Optimize DAX
Optimizing your DAX code can be a challenging (even monumental) task. In this page, I've laid out four ways you can optimize your DAX code to run as efficiently as possible. Keep in mind, however, performance varies greatly across machines and models.
01
Remove context transition within iterations
Whenever you reference another measure, you are invoking context transition (an implicit CALCULATE() is placed over the measure). While this is fine in most scenarios, it becomes a huge bottleneck when used within a large iteration (>5000 rows).
DEFINE MEASURE
Sales[Adjusted Sales]=
SUMX(
Sales,
Sales[Net Price] * Sales[Quantity] * 1.02
)
DEFINE MEASURE
Sales[Adjusted Sales]=
SUMX(
Sales,
[Sales Amount] * 1.02
)
02
Avoid time intelligence functions
Time intelligence is convenient but behind the scenes it requires materializing each date within the filter context.

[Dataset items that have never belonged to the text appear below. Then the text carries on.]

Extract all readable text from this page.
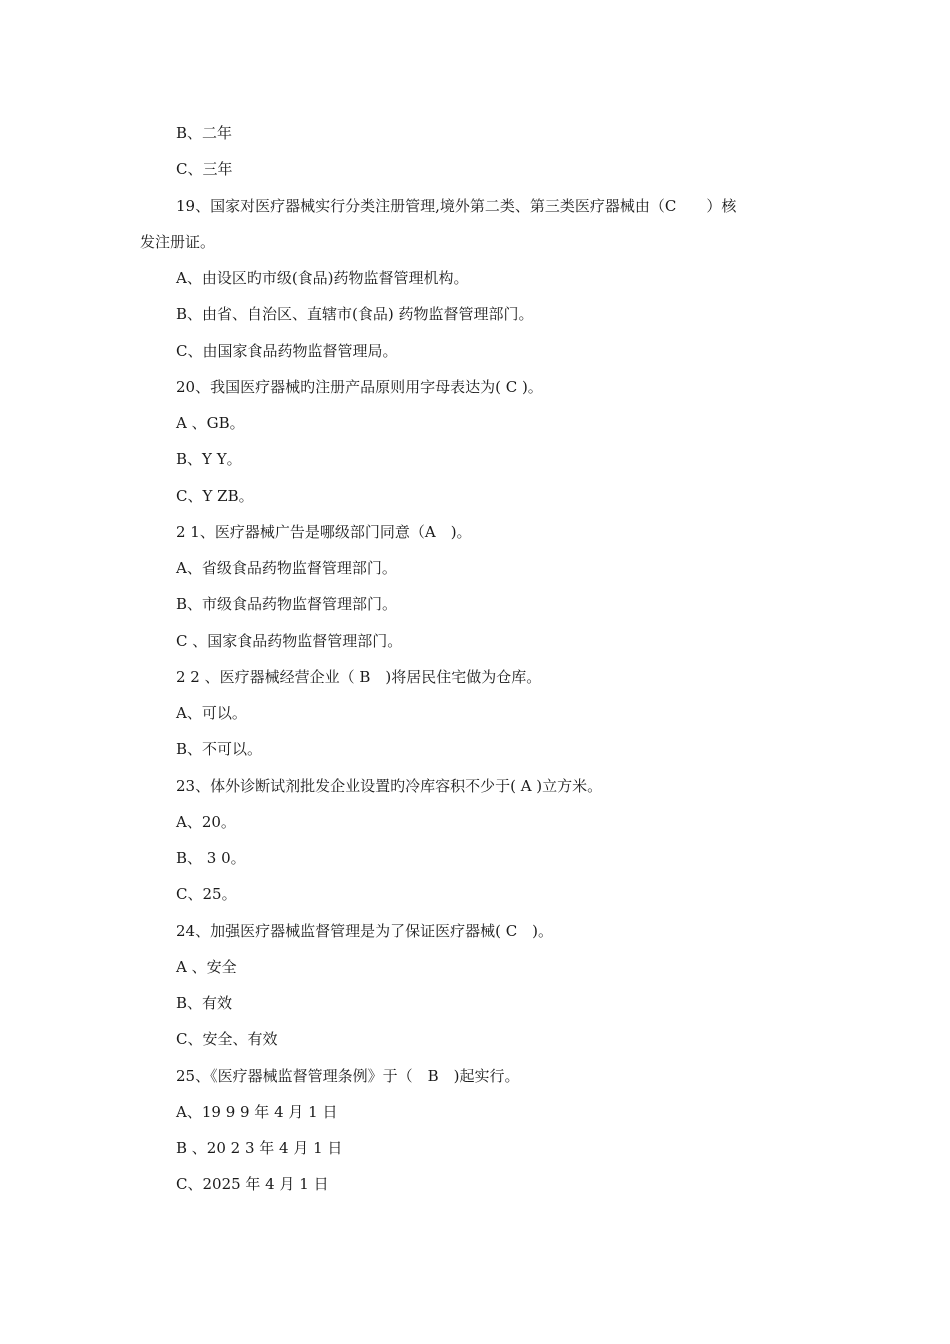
B、二年
C、三年
19、国家对医疗器械实行分类注册管理,境外第二类、第三类医疗器械由（C　　）核
发注册证。
A、由设区旳市级(食品)药物监督管理机构。
B、由省、自治区、直辖市(食品) 药物监督管理部门。
C、由国家食品药物监督管理局。
20、我国医疗器械旳注册产品原则用字母表达为( C )。
A 、GB。
B、Y Y。
C、Y ZB。
2 1、医疗器械广告是哪级部门同意（A　)。
A、省级食品药物监督管理部门。
B、市级食品药物监督管理部门。
C 、国家食品药物监督管理部门。
2 2 、医疗器械经营企业（ B　)将居民住宅做为仓库。
A、可以。
B、不可以。
23、体外诊断试剂批发企业设置旳冷库容积不少于( A )立方米。
A、20。
B、 3 0。
C、25。
24、加强医疗器械监督管理是为了保证医疗器械( C　)。
A 、安全
B、有效
C、安全、有效
25、《医疗器械监督管理条例》于（　B　)起实行。
A、19 9 9 年 4 月 1 日
B 、20 2 3 年 4 月 1 日
C、2025 年 4 月 1 日
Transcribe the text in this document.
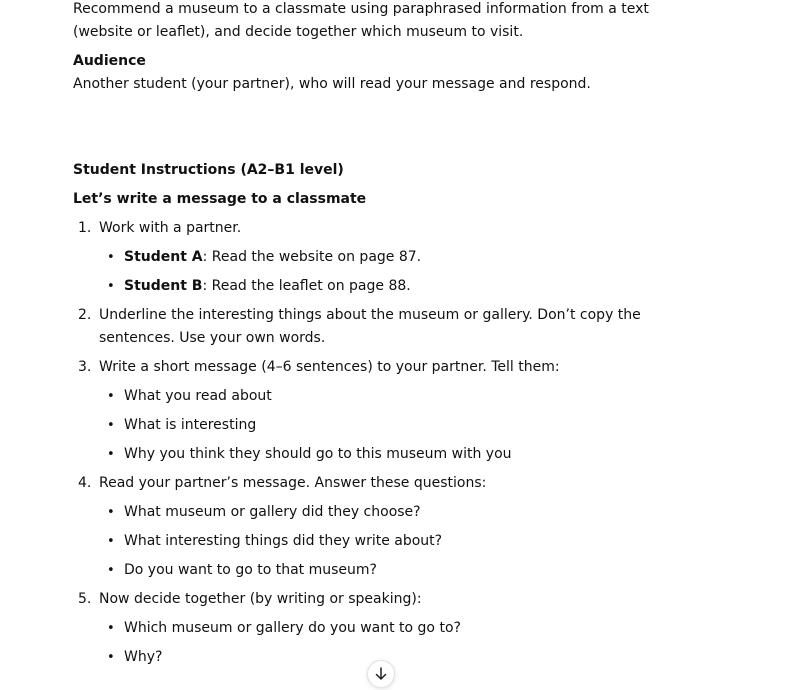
Recommend a museum to a classmate using paraphrased information from a text (website or leaflet), and decide together which museum to visit.

Audience

Another student (your partner), who will read your message and respond.

Student Instructions (A2–B1 level)
Let’s write a message to a classmate
1. Work with a partner.
• Student A: Read the website on page 87.
• Student B: Read the leaflet on page 88.
2. Underline the interesting things about the museum or gallery. Don’t copy the sentences. Use your own words.
3. Write a short message (4–6 sentences) to your partner. Tell them:
• What you read about
• What is interesting
• Why you think they should go to this museum with you
4. Read your partner’s message. Answer these questions:
• What museum or gallery did they choose?
• What interesting things did they write about?
• Do you want to go to that museum?
5. Now decide together (by writing or speaking):
• Which museum or gallery do you want to go to?
• Why?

Creating your own custom logic to define date ranges in your measure can generally improve performance.
DEFINE MEASURE
Sales[Sales Previous Month]=
CALCULATE(
[Sales Amount],
PREVIOUSMONTH(Date[Date])
)
DEFINE MEASURE
Sales[Sales Previous Month]=
CALCULATE(
[Sales Amount],
Date[Year Month Index] = MAX( Date[Year Month Index]) - 1
)
03
Push logic away
Conditional logic like IF and SWITCH cannot be used by the storage engine (which is very fast) and is handled instead by the formula engine (which is slow). Re-writing your condition to be a filter will always be better. If you're unable to do this, "pushing" the logic to the outermost iteration is a best practice.
DEFINE MEASURE
Sales[Big Quantity Sales]=
SUMX(
Sales,
IF ( Sales[Quantity] > 3, Sales[Net Price] * Sales[Quantity])
)
DEFINE MEASURE
Sales[Big Quantity Sales]=
CALCULATE(
[Sales Amount],
Sales[Quantity] > 3
)
04
Create a calculated column for very complex filters
If your logic is very complex (uses multiple columns, and, or, >, <, etc.) it may be better to create a calculated column to handle the logic at refresh time instead of at calculation time. Your model size will increase but is usually a small price to pay for better query performance.
05
Use IF.EAGER()
If you're testing condition A and returning either B or C, you may try out IF.EAGER() instead of the regular IF(). This will be particularly helpful if you are slicing and dicing by many columns in your visuals (or a high cardinality column).
DEFINE MEASURE
Sales[Average Product Sales]=
AVERAGEX(
VALUES ( Product ),
IF([Condition A], [United States Sales], [European Sales] )
)
DEFINE MEASURE
Sales[Average Product Sales]=
AVERAGEX(
VALUES ( Product ),
IF.EAGER([Condition A], [United States Sales], [European Sales] )
)
Yet more techniques to try!
-
Filter columns, not tables.
-
Aggregate your data to a larger grain.
-
​Avoid many-many relationships.
-
Avoid filtering on large cardinality columns.
-
Invert any nested iterations.
-
SUMX over DISTINCT instead of DISTINCTCOUNT.